An excellent collection of seven stories from 1973. Editor Terry Carr had a good grasp of what makes a good story, and with his finger on the pulse of the '70s/New Wave, picked some great stuff from some (then-) up-and-comers in the field.
"The Death of Doctor Island" by Gene Wolfe is the standout, a lengthy novella about a psychiatric satellite A.I. and three of its young patients. Wolfe, as always, delivers a layered and complex read interwoven with literary and mythological allusion. Very readable, but also a deep story you can spend a lot of time thinking about. Good stuff.
"Many Mansions" by Robert Silverberg is the ultimate look at the "grandfather paradox" of time-travel. Ted is an unfaithful husband who fantasizes about losing his wife, Alice. Alice is a frustrated housewife who fantasizes about killing her husband, Ted, or at least having an extramarital affair. Martin is a dirty old man who fantasizes about his grandson Ted's wife Alice. Enter time-travel, and an endless array of possible futures (and pasts). Problematic sexism, but one of the most proficient and creative stories in the collection.

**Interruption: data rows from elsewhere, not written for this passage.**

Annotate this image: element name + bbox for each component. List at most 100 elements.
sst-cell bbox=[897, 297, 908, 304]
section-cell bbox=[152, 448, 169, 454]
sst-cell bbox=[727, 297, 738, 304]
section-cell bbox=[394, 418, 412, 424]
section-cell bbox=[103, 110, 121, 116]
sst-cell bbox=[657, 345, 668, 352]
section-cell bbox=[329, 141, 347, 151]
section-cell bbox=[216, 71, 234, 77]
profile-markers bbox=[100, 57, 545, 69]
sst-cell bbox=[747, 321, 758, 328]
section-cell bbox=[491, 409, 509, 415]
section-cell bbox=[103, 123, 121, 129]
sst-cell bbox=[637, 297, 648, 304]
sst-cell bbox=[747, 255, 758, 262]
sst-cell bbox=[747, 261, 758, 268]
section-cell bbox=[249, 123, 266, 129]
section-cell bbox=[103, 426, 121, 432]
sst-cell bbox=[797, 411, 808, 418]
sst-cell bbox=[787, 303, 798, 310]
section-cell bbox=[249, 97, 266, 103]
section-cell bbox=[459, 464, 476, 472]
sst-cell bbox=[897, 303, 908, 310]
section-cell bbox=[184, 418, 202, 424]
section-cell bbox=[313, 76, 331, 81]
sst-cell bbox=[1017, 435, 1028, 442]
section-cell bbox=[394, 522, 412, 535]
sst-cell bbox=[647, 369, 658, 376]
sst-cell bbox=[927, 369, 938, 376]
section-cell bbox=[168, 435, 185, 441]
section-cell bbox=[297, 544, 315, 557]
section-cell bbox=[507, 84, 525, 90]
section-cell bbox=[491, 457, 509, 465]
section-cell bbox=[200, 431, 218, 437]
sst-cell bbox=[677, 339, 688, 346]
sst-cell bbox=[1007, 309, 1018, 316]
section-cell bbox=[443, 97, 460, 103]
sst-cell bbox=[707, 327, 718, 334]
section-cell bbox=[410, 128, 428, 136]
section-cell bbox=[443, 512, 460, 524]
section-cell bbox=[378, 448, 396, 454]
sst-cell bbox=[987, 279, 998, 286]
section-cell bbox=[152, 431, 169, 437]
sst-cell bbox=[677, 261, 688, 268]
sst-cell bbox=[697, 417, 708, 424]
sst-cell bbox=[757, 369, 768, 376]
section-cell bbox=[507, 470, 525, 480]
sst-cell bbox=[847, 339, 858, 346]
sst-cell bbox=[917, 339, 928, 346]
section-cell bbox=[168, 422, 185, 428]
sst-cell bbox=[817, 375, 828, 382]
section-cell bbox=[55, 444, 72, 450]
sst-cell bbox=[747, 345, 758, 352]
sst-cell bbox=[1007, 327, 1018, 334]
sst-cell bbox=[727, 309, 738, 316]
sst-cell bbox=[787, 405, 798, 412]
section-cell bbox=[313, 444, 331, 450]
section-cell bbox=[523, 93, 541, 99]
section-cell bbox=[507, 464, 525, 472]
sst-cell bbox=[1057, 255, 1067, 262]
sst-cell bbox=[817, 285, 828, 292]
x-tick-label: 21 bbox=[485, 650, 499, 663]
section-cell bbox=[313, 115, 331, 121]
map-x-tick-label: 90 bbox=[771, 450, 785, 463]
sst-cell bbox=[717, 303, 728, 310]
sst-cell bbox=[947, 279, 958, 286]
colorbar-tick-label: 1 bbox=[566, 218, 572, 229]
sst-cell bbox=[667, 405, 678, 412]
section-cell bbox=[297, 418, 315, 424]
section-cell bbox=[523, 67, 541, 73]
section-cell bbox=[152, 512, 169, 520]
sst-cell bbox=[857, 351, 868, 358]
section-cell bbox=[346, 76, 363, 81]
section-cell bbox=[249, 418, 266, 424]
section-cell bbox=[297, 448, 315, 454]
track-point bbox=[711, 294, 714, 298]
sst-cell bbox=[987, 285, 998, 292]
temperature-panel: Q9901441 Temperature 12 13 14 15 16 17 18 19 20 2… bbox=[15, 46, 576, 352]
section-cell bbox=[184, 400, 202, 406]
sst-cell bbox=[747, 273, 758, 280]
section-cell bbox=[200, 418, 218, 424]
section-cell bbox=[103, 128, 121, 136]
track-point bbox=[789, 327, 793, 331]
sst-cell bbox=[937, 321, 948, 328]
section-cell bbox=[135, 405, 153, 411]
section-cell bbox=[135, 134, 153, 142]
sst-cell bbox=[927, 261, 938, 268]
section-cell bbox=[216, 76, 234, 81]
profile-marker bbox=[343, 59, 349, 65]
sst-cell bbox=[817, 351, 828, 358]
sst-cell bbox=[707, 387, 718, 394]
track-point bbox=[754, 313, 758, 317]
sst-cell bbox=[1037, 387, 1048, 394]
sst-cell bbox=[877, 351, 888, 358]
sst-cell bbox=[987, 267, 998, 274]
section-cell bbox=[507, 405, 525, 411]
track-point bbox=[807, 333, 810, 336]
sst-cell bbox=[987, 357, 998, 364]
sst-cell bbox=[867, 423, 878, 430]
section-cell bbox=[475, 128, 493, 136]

"The World is a Sphere" by Edgar Pangborn is a post-apocalyptic vision of state control, where a few good (old) men argue the benefits of science and reason to an Emperor who'd rather be rid of them. A bleak but thought-provoking story in the same universe as the author's Davy.
"The Ghost Writer," an early George Alec Effinger, shows a society that's lost the power of creativity, but has the technology to bond "writers" with the spirits of dead writers, pulling story fragments from the past.
"The Legend of Cougar Lou Landis" by Edward Bryant is a well-crafted story of identity and heroism, in a trippy imagined future.
"Free City Blues" by Gordon Eklund is a picaresque post-holocaust adventure about a psi-capable mutant girl lost in a totalitarian big-city. I felt it was the weak leg in the collection, lacking focus and a bit overwritten with the adverbs, I wrote crisply. (And frankly.)
"Randy-Tandy Man" by Ross Rocklynne is a look at a society that instructs its citizens how to direct their hatred; stylish writing buoys up a thin tale.